Quali sono state le principali sorprese e delusioni in questi due mesi e mezzo?
Sicuramente la sorpresa principale è stata quel famoso 9 luglio. In parte eravamo preparati: quando fai parte di una multinazionale che poi viene acquistata da una finanziaria, la delocalizzazione è dietro l’angolo. Quindi già da tempo avevamo predisposto un modello sindacale con molti contatti nel territorio: Anpi, associazionismo e poi scioperi di appoggio a tante altre vertenze. Tutto questo è servito poi in questo periodo, anche se non era affatto scontato. Chi poteva immaginare che nei primi giorni i circoli Arci avrebbero organizzato una maratona per portarci i pasti, quando non avevamo ancora allestito una cucina da campo nostra? Non era scontato che il sindaco (tra l’altro di un partito col quale ci scontriamo regolarmente) facesse un’ordinanza per fare in modo che i Tir non arrivassero qui. Non era scontato che la solidarietà diffusa e la partecipazione alle nostre assemblee fossero così massicce.
Le delusioni arrivano tutte ora: dopo una manifestazione come quella del 18 settembre, con una partecipazione tra le 25mila e le 40mila persone a seconda delle stime, dove tutti sono usciti camminando a due metri da terra per la contentezza, noi continuiamo a registrare un atteggiamento di “sufficienza” da parte dei vertici sindacali. A noi arrivano foto coi Gilet gialli in Francia con la scritta “Insorgiamo”; questo slogan viene mutuato da altre vertenze, eppure le direzioni sindacali continuano a non vederlo o non vogliono vederlo.
Quali sono i prossimi passi?
Abbiamo chiari i passaggi intermedi e l’obiettivo; la recente vittoria che ha allontanato i possibili licenziamenti ci permette di rimodulare i tempi. Il governo dovrebbe stabilire una normativa (contro le delocalizzazioni) prima del nostro possibile licenziamento, ma se non lo farà, come temiamo, noi non aspetteremo con le mani in mano. Ci è anche chiaro, dopo la manifestazione di sabato 18, che le prossime tappe sono o una manifestazione nazionale a Roma, o lo sciopero generale. L’11 ottobre c’è uno sciopero del sindacalismo di base a cui parteciperemo, ma non crediamo possa essere quella LA data. C’è bisogno di prepararlo bene con una campagna di largo respiro. GKN si salva se cambiano i rapporti di forza nel Paese e questi rapporti di forza non devono cambiare solo per GKN.

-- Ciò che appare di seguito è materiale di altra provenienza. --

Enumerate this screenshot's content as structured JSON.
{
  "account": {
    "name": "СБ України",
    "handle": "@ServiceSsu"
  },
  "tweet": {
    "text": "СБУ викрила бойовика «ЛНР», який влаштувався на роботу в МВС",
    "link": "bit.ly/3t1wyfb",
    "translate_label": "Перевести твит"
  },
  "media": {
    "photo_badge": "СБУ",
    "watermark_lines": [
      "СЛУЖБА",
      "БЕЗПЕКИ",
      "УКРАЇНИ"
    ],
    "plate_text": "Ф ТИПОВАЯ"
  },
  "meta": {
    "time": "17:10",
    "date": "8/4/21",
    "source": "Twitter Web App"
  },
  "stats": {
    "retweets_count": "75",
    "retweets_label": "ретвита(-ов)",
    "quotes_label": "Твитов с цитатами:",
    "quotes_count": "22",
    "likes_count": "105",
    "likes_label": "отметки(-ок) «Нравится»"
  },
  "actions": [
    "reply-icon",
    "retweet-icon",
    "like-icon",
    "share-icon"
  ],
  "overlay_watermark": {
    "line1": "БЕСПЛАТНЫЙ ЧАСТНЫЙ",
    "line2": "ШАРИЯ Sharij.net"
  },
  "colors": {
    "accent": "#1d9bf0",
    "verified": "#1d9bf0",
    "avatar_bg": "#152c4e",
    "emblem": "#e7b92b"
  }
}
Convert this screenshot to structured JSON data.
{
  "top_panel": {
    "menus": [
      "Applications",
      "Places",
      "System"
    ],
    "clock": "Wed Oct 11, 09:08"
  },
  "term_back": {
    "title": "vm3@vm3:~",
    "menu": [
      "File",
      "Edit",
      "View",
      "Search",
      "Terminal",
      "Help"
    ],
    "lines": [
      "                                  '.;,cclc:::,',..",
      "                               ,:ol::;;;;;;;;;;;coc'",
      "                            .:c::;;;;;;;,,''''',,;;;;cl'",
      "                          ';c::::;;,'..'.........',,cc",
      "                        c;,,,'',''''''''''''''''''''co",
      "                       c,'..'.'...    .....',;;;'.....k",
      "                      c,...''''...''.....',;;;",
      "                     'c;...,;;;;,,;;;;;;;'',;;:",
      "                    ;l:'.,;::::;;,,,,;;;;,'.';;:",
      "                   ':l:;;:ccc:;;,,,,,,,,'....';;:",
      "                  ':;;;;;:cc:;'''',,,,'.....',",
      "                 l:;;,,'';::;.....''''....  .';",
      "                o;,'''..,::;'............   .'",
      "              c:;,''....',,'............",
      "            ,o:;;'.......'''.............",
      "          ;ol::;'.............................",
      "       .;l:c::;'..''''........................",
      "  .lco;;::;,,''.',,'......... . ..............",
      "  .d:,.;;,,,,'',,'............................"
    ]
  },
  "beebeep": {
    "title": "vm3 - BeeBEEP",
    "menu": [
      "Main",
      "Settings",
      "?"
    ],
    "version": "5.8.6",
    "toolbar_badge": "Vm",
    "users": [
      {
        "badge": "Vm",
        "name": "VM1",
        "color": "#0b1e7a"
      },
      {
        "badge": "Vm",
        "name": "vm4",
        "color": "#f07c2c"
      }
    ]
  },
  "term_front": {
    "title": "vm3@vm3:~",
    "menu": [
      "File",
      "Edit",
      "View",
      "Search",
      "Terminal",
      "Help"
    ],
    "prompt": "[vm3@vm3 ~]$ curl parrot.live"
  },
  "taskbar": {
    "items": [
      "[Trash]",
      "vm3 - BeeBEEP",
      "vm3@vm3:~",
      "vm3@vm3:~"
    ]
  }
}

Che messaggio lanceresti come appello?
Chiedere di appoggiare questa lotta può sembrare egoistico, lo sappiamo, ma noi ci siamo mossi tante volte per altre vertenze. D’altra parte sappiamo anche che “finché non tocca a te…” hai sempre un lavoro dove tornare, una casa dove andare. Questo errore lo abbiamo fatto tante volte e tante fabbriche hanno chiuso; penso soprattutto ai posti di lavoro persi nel silenzio durante la pandemia. Noi diciamo a tutti di fare un favore a se stessi partecipando a questa lotta, “usando” il dramma, perché è un dramma, che stiamo vivendo come GKN, come leva per cambiare i rapporti di forza in questo Paese e mettere fine ad un’arroganza padronale che è cresciuta progressivamente.
Per questo abbiamo detto “INSORGIAMO”, non per insorgere per noi, ma con noi, ognuno con le proprie istanze, di natura lavorativa o meno; per esempio la lotta per ambiente è un tema forte che ci è vicino. Crediamo che una difesa dei diritti del lavoratore liberi energie per poter pensare anche alla società e al mondo in cui viviamo. Una società dove sei minacciato di licenziamento o, peggio, precario a vita, è una società dove non hai neppure il tempo di pensare alla tua funzione sociale. Quindi oltre ad essere un lavoratore sfruttato sei un cittadino di serie C. Crediamo di essere una possibile leva di riscatto per questo Paese e non lo diciamo solo perché siamo con le spalle al muro, ma perché non dobbiamo ripetere l’errore di mobilitarci solo quando “tocca a noi”. Quindi noi diciamo: se sfondano in GKN sfondano da tante altre parti e il potere finanziario dominerà quanto e come vorrà.